Q: By now, most people have heard about the Uyghurs issues in China. There are supposedly concentration camps, torture camps,...thousands imprisoned, etc. When someone changed thousands to "for all we know, there might even be millions" the new number changed to "millions" without Western media even batting an eyelash. 

A: I saw a PBS show, China—Power and Prosperity not long ago. The unedited version of this runs almost two hours and is divided into seven or eight topics. The segment about the Uyghurs (toward the end) seems to back reports of harsh treatment—but is it thousands or “millions?” Several witnesses who lived through it are interviewed—ones now in “self-imposed exile” in Istanbul. One man tells of massive detention centers where he saw ones interrogated with “unbearable brutality,” one woman of her block mates taken for interrogation 15 at a time, and would reemerge “bruised and swollen.”

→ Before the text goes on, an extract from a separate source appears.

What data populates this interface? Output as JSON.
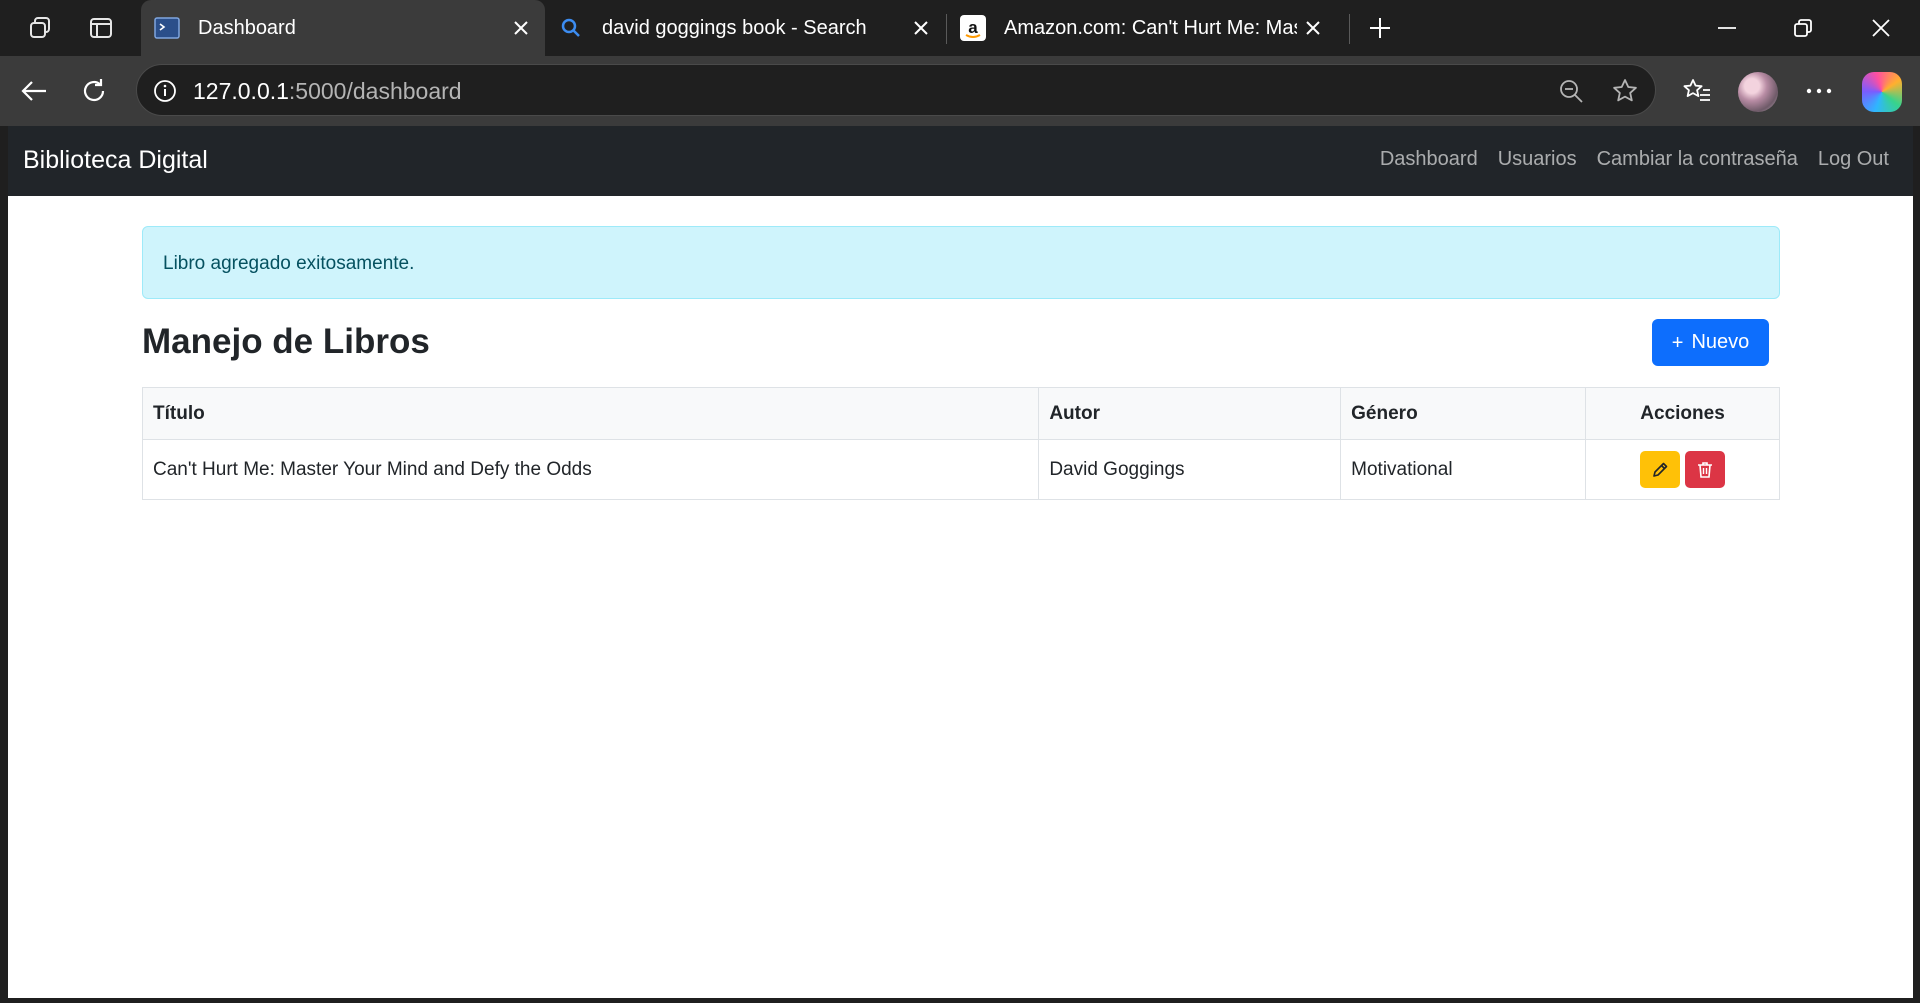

Q: my sense of right and wrong was outraged when I heard that they take children away from parents and re-train them in boarding schools where state propaganda is spoon-fed day and night.  

A: They testified as to this, too. They all assert that state video of helpful retraining is “staged and scripted.” The justification for all of it is some terrorist attacks from that ethnicity. It seemed convincing to me. Easy to find, if you have not seen it. Google the topic and bring up some YouTubes. The government spokesman who denies it all wonders “who is paying them?”

...There is something about a PBS offering, or any offering from ones of similar background. How to put it?

Q: they are forced to comply at peril of their life or a system that can take all their social credit away in one swoop.  This new social credit system is terrible and may soon come to the west

A: Interviewing one Chinese company spokesperson about this, the interviewer asks: “Does it work?” that is—does the system of incentives and disincentives serve to change people’s conduct? The woman seems flustered at this, and mumbles that “Of course it works,” before breaking away. “Something about our question disconcerted the hosts, who suspended the interview and withdrew,” says the narrator, “but our mics were still on and recorded what they next said privately” (not exact quote, but close).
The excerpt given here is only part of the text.